Sementara para pedagang dan pekerja sibuk memeras keringat untuk menghidupi diri mereka sendiri. Meskipun, dengan senyuman di wajah mereka.

‘Setelah aku lulus dari akademi ini dan memperoleh pekerjaan, maka giliranku untuk membahagiakan kalian semua. Ayah, Ibu, Michelle, juga teman-teman lain di desa....’ pikir Lucius dengan senyuman tipis di wajahnya.

Sebuah senyuman, yang tak mampu bertahan lebih lama lagi.

Semua itu karena ia melihat rombongan pasukan kerajaan yang baru saja kembali ke kota ini dengan banyak luka di tubuh mereka. Tak hanya itu, mereka semua menatap ke tanah.

Beberapa gadis nampak berjalan di depan rombongan pasukan itu sembari menebar bunga di sepanjang jalan.

“Bukankah Minggu lalu mereka berangkat dengan 3.000 lebih prajurit? Kenapa sekarang kurang dari setengahnya?” tanya salah seorang pedagang buah di pinggir jalan itu.

“Hah? Kau tak dengar kabarnya? Wilayah di perbatasan Utara Kerajaan Arathor diserang oleh pasukan barbar. Katanya mereka disatukan oleh barbarian bengis, siapa namanya.... Khaldur? Kholdur? Khalgath? Entahlah.”

‘Deg! Deg!’

Jantung Lucius tiba-tiba berdegup dengan sangat kencang. Kedua matanya terbuka lebar setelah mendengar perkataan salah seorang prajurit penjaga di kota ini.

“Hah.... Hah.... Wilayah perbatasan Utara? Jangan katakan apakah wilayah Riverdalle juga....”

“Hmm? Riverdalle? Wilayah subur dengan sungai yang cukup besar itu? Kabarnya Riverdalle telah hancur seminggu lalu, setidaknya itu kata komandan pasukan jaga di kota ini.”

Nafas Lucius tak lagi teratur. Bagaimana tidak? Riverdalle adalah wilayah dimana keluarganya tinggal. Sebuah wilayah di perbatasan Utara Kerajaan Arathor yang diberkahi oleh kesuburan.

‘Tidak.... Ini tidak mungkin! Bukankah Riverdalle memiliki cukup banyak prajurit penjaga? Mana mungkin pasukan barbar biasa bisa....’

Seketika, pikiran Lucius terhenti setelah menyadari keberadaan pasukan yang baru saja kembali ke kota ini.

Sebagian besar dari mereka mengalami luka parah, bahkan kehilangan tangan atau kaki mereka. Beberapa diantaranya bahkan tak lagi mampu berjalan dan hanya bisa ditandu oleh prajurit lainnya.

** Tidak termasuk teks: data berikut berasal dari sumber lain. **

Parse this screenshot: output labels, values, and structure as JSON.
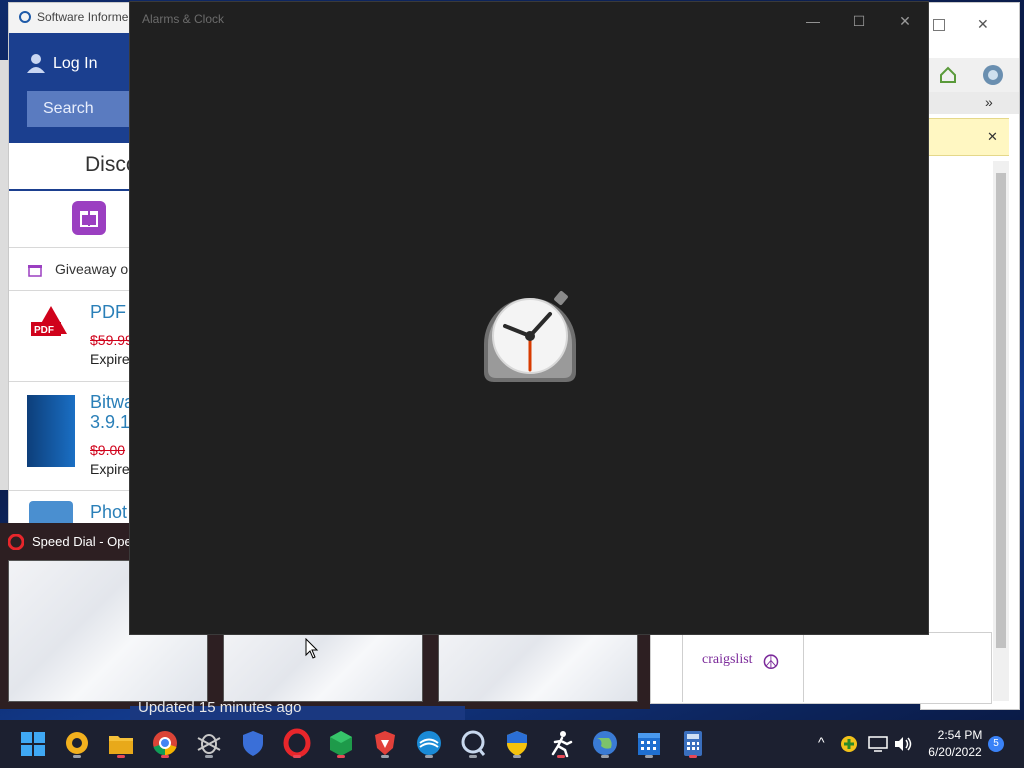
{
  "si_window": {
    "title": "Software Informe",
    "login": "Log In",
    "search_placeholder": "Search",
    "discover": "Disco",
    "giveaway": "Giveaway o",
    "items": [
      {
        "title": "PDF",
        "price": "$59.99",
        "expires": "Expire"
      },
      {
        "title": "Bitwa",
        "subtitle": "3.9.1",
        "price": "$9.00",
        "expires": "Expire"
      },
      {
        "title": "Phot"
      }
    ]
  },
  "clock_window": {
    "title": "Alarms & Clock",
    "minimize": "—",
    "maximize": "☐",
    "close": "✕"
  },
  "thumbnails": {
    "title": "Speed Dial - Oper",
    "updated": "Updated 15 minutes ago"
  },
  "browser_window": {
    "craigslist": "craigslist",
    "peace": "☮",
    "notif_close": "✕",
    "more": "»"
  },
  "taskbar": {
    "icons": [
      "start-icon",
      "opera-gx-icon",
      "file-explorer-icon",
      "chrome-icon",
      "bug-icon",
      "shield-icon",
      "opera-icon",
      "cube-icon",
      "brave-icon",
      "speedtest-icon",
      "qbittorrent-icon",
      "uac-shield-icon",
      "runner-icon",
      "globe-icon",
      "calendar-icon",
      "calculator-icon"
    ],
    "time": "2:54 PM",
    "date": "6/20/2022",
    "notifications": "5",
    "chevron": "^"
  },
  "colors": {
    "clock_bg": "#202020",
    "taskbar_bg": "#1c2030",
    "si_blue": "#1b3f8f"
  }
}
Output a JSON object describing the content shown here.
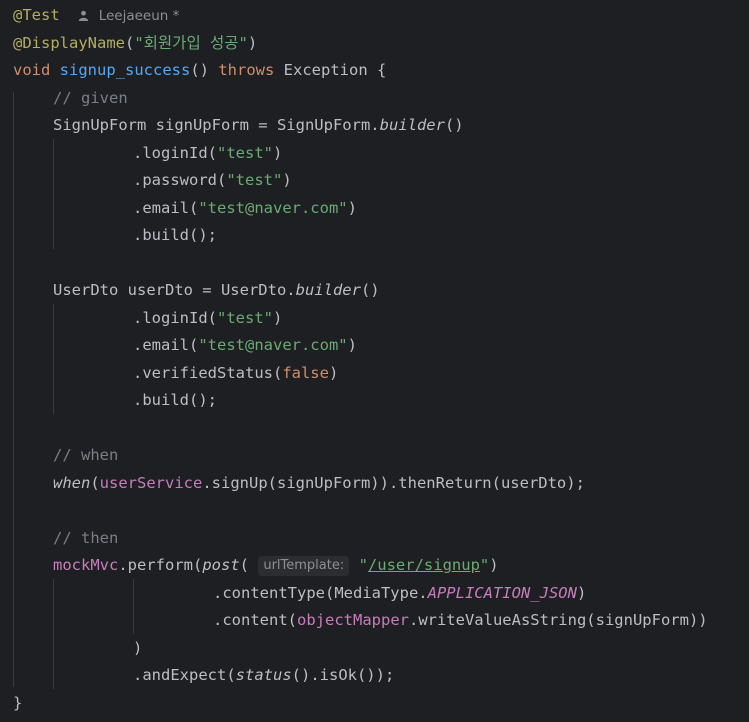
{
  "author": {
    "name": "Leejaeeun *",
    "icon": "person-icon"
  },
  "code": {
    "l1": "@Test",
    "l2_anno": "@DisplayName",
    "l2_open": "(",
    "l2_str": "\"회원가입 성공\"",
    "l2_close": ")",
    "l3_void": "void",
    "l3_name": "signup_success",
    "l3_paren": "() ",
    "l3_throws": "throws",
    "l3_rest": " Exception {",
    "l4": "// given",
    "l5_a": "SignUpForm signUpForm = SignUpForm.",
    "l5_b": "builder",
    "l5_c": "()",
    "l6_a": ".loginId(",
    "l6_s": "\"test\"",
    "l6_c": ")",
    "l7_a": ".password(",
    "l7_s": "\"test\"",
    "l7_c": ")",
    "l8_a": ".email(",
    "l8_s": "\"test@naver.com\"",
    "l8_c": ")",
    "l9": ".build();",
    "l11_a": "UserDto userDto = UserDto.",
    "l11_b": "builder",
    "l11_c": "()",
    "l12_a": ".loginId(",
    "l12_s": "\"test\"",
    "l12_c": ")",
    "l13_a": ".email(",
    "l13_s": "\"test@naver.com\"",
    "l13_c": ")",
    "l14_a": ".verifiedStatus(",
    "l14_s": "false",
    "l14_c": ")",
    "l15": ".build();",
    "l17": "// when",
    "l18_a": "when",
    "l18_b": "(",
    "l18_c": "userService",
    "l18_d": ".signUp(signUpForm)).thenReturn(userDto);",
    "l20": "// then",
    "l21_a": "mockMvc",
    "l21_b": ".perform(",
    "l21_c": "post",
    "l21_d": "( ",
    "l21_hint": "urlTemplate:",
    "l21_s1": "\"",
    "l21_s2": "/user/signup",
    "l21_s3": "\"",
    "l21_e": ")",
    "l22_a": ".contentType(MediaType.",
    "l22_b": "APPLICATION_JSON",
    "l22_c": ")",
    "l23_a": ".content(",
    "l23_b": "objectMapper",
    "l23_c": ".writeValueAsString(signUpForm))",
    "l24": ")",
    "l25_a": ".andExpect(",
    "l25_b": "status",
    "l25_c": "().isOk());",
    "l26": "}"
  },
  "colors": {
    "background": "#1e1f22",
    "keyword": "#cf8e6d",
    "annotation": "#b3ae60",
    "string": "#6aab73",
    "comment": "#7a7e85",
    "method": "#56a8f5",
    "field": "#c77dbb"
  }
}
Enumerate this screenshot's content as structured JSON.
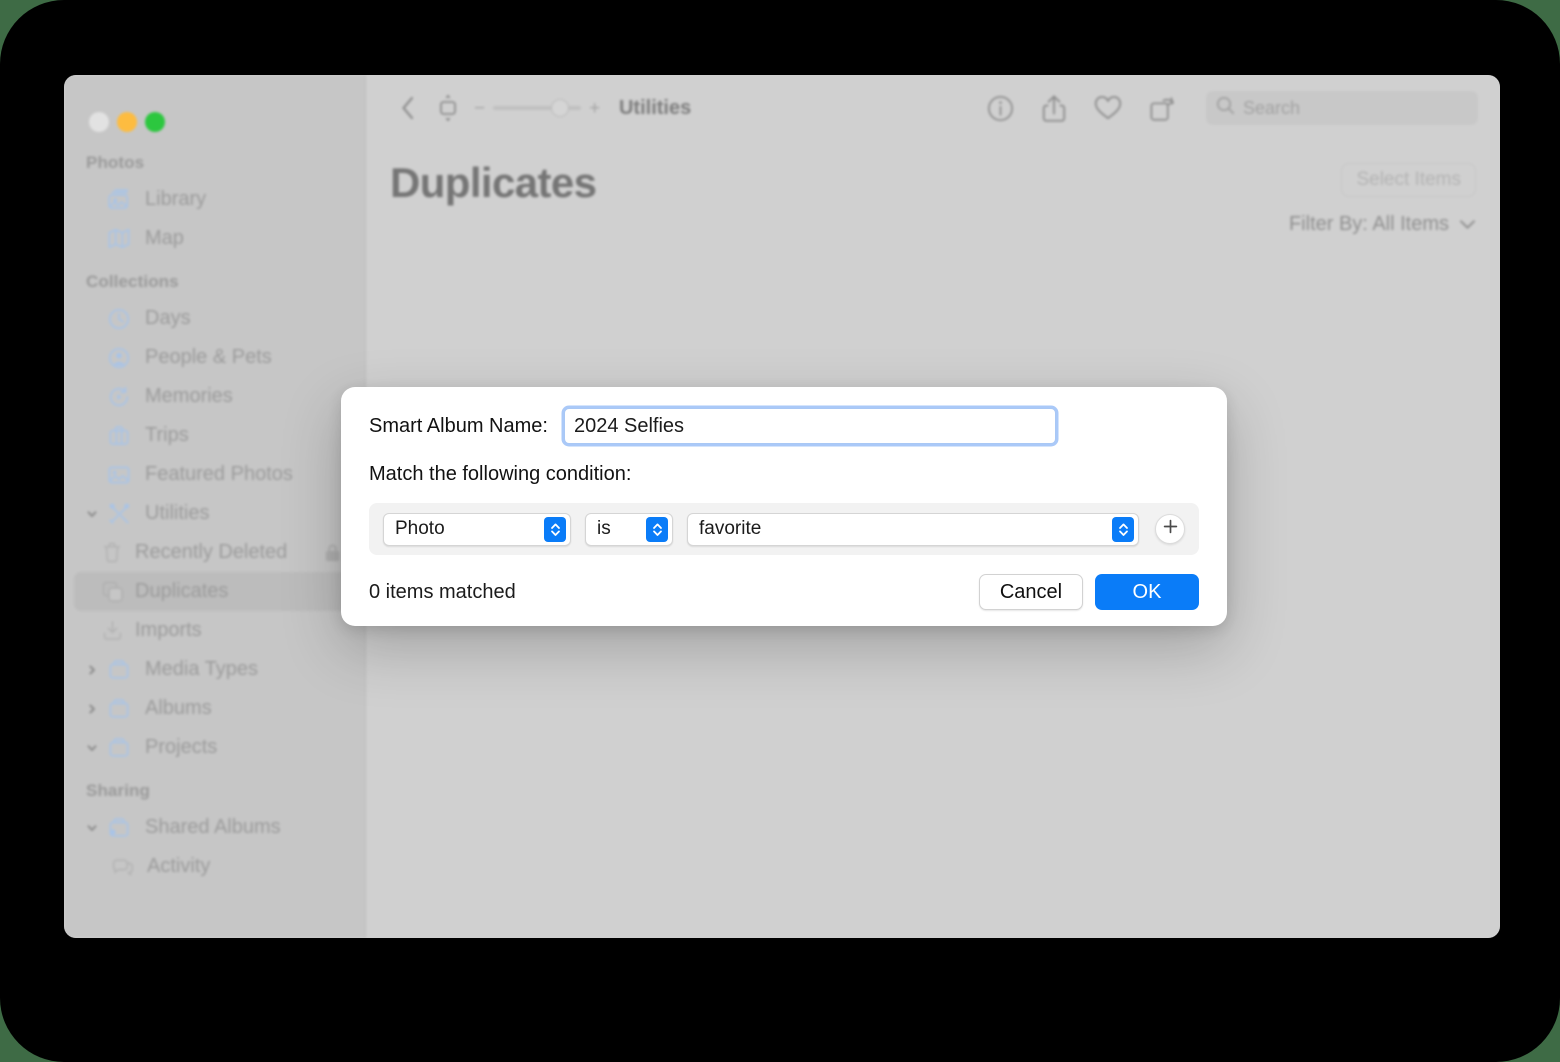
{
  "window": {
    "traffic_lights": [
      "close",
      "minimize",
      "zoom"
    ]
  },
  "toolbar": {
    "back_icon": "chevron-left-icon",
    "layout_icon": "aspect-ratio-icon",
    "zoom_out_label": "−",
    "zoom_in_label": "+",
    "title": "Utilities",
    "info_icon": "info-circle-icon",
    "share_icon": "share-icon",
    "favorite_icon": "heart-icon",
    "rotate_icon": "rotate-icon",
    "search": {
      "icon": "search-icon",
      "placeholder": "Search",
      "value": ""
    }
  },
  "page": {
    "title": "Duplicates",
    "select_items_label": "Select Items",
    "filter_label": "Filter By: All Items",
    "filter_chevron": "chevron-down-icon"
  },
  "sidebar": {
    "sections": [
      {
        "title": "Photos",
        "items": [
          {
            "label": "Library",
            "icon": "photos-library-icon",
            "indent": 0,
            "twisty": "",
            "selected": false
          },
          {
            "label": "Map",
            "icon": "map-icon",
            "indent": 0,
            "twisty": "",
            "selected": false
          }
        ]
      },
      {
        "title": "Collections",
        "items": [
          {
            "label": "Days",
            "icon": "clock-icon",
            "indent": 0,
            "twisty": "",
            "selected": false
          },
          {
            "label": "People & Pets",
            "icon": "person-circle-icon",
            "indent": 0,
            "twisty": "",
            "selected": false
          },
          {
            "label": "Memories",
            "icon": "memories-play-icon",
            "indent": 0,
            "twisty": "",
            "selected": false
          },
          {
            "label": "Trips",
            "icon": "suitcase-icon",
            "indent": 0,
            "twisty": "",
            "selected": false
          },
          {
            "label": "Featured Photos",
            "icon": "photo-icon",
            "indent": 0,
            "twisty": "",
            "selected": false
          },
          {
            "label": "Utilities",
            "icon": "tools-icon",
            "indent": 0,
            "twisty": "chevron-down-icon",
            "selected": false
          },
          {
            "label": "Recently Deleted",
            "icon": "trash-icon",
            "indent": 2,
            "twisty": "",
            "selected": false,
            "trailing_icon": "lock-icon"
          },
          {
            "label": "Duplicates",
            "icon": "duplicate-icon",
            "indent": 2,
            "twisty": "",
            "selected": true
          },
          {
            "label": "Imports",
            "icon": "import-icon",
            "indent": 2,
            "twisty": "",
            "selected": false
          },
          {
            "label": "Media Types",
            "icon": "folder-icon",
            "indent": 0,
            "twisty": "chevron-right-icon",
            "selected": false
          },
          {
            "label": "Albums",
            "icon": "folder-icon",
            "indent": 0,
            "twisty": "chevron-right-icon",
            "selected": false
          },
          {
            "label": "Projects",
            "icon": "folder-icon",
            "indent": 0,
            "twisty": "chevron-down-icon",
            "selected": false
          }
        ]
      },
      {
        "title": "Sharing",
        "items": [
          {
            "label": "Shared Albums",
            "icon": "shared-folder-icon",
            "indent": 0,
            "twisty": "chevron-down-icon",
            "selected": false
          },
          {
            "label": "Activity",
            "icon": "activity-bubbles-icon",
            "indent": 2,
            "twisty": "",
            "selected": false
          }
        ]
      }
    ]
  },
  "dialog": {
    "name_label": "Smart Album Name:",
    "name_value": "2024 Selfies",
    "match_label": "Match the following condition:",
    "condition": {
      "subject": "Photo",
      "operator": "is",
      "value": "favorite",
      "add_icon": "plus-icon"
    },
    "matched_text": "0 items matched",
    "cancel_label": "Cancel",
    "ok_label": "OK"
  },
  "colors": {
    "accent": "#0a7cf8",
    "window_bg": "#d0d0d0",
    "sidebar_bg": "#c6c6c6",
    "dialog_bg": "#ffffff",
    "backdrop": "#000000"
  }
}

‘Pasukan barbar.... Apakah pernah sekuat ini?’ tanya Lucius pada dirinya sendiri sambil terus berlari. Tujuannya hanya satu, yaitu ke arah dinding Utara di kota ini untuk menanyakannya langsung pada komandan yang berjaga.

Mungkin disana, dirinya bisa menemukan jawabannya?

Tapi karena rasa panik itu lah, Lucius tak mampu memperhatikan lingkungan sekitarnya dengan baik.

Dari balik salah satu gang di jalanan ini, seorang pelajar akademi muncul dan memukul kepala Lucius dengan balok kayu.

“Kughhhh?!”

Kesadarannya mulai memudar. Lucius mulai kesulitan untuk melihat atau pun mendengar apa yang ada di sekitarnya.

“Tuan Edward, selanjutnya apa yang akan kita lakukan padanya?” tanya pemuda yang baru saja memukul Lucius hingga tak sadarkan diri itu.

Dengan senyuman yang lebar, Edward pun berkata.

“Mari kita lemparkan dia dalam goa di hutan, kebetulan aku tahu sebuah goa yang menarik.”

“Eh? Ta-tapi bagaimana jika dia nanti mati? Bukankah itu buruk?” tanya pelajar yang membopong dan menyeret tubuh Lucius ke dalam gang gelap ini.

“Tenang saja. Ini hanya untuk sedikit memberinya pelajaran agar mau menyadari posisinya di akademi. Jika ada sesuatu yang gawat, kita akan segera menyelamatkannya dari sana.

Bahkan dengan itu, bukankah kita bisa membuatnya berhutang nyawa pada kita?” jelas Edward dengan senyuman yang semakin lebar.

“Whoaaah! Rencana yang sangat luar biasa, Tuan Edward! Sekali lempar, dua burung mati!”

“Tunggu apa lagi? Ayo cepat bawa dia kesana.”

Dengan tubuh yang tak lagi sadarkan diri itu, Lucius hanya mampu menyerahkan nasibnya pada takdir.

Chapter 2 - Sisi Gelap

“Uughh.... Dimana ini?” ucap Lucius dengan kesadaran yang sedikit demi sedikit mulai kembali pada dirinya.

Ia mulai melihat di sekitarnya hanya ada kegelapan. Suasananya juga terasa begitu lembab, dan tempat dimana dirinya tergeletak terasa begitu keras.

“Sialan.... Apa yang terjadi? Kenapa aku bisa ada di sini?” tanya Lucius sekali lagi pada dirinya sendiri. Tentu saja, tak ada seorang pun yang menjawabnya.

Hanya sebuah kesunyian serta sesekali tetesan air yang mengenai tanah di goa ini.

‘Tik! Tik!’

“Ignite.” ucap Lucius singkat sambil menjentikkan jari di tangan kanannya.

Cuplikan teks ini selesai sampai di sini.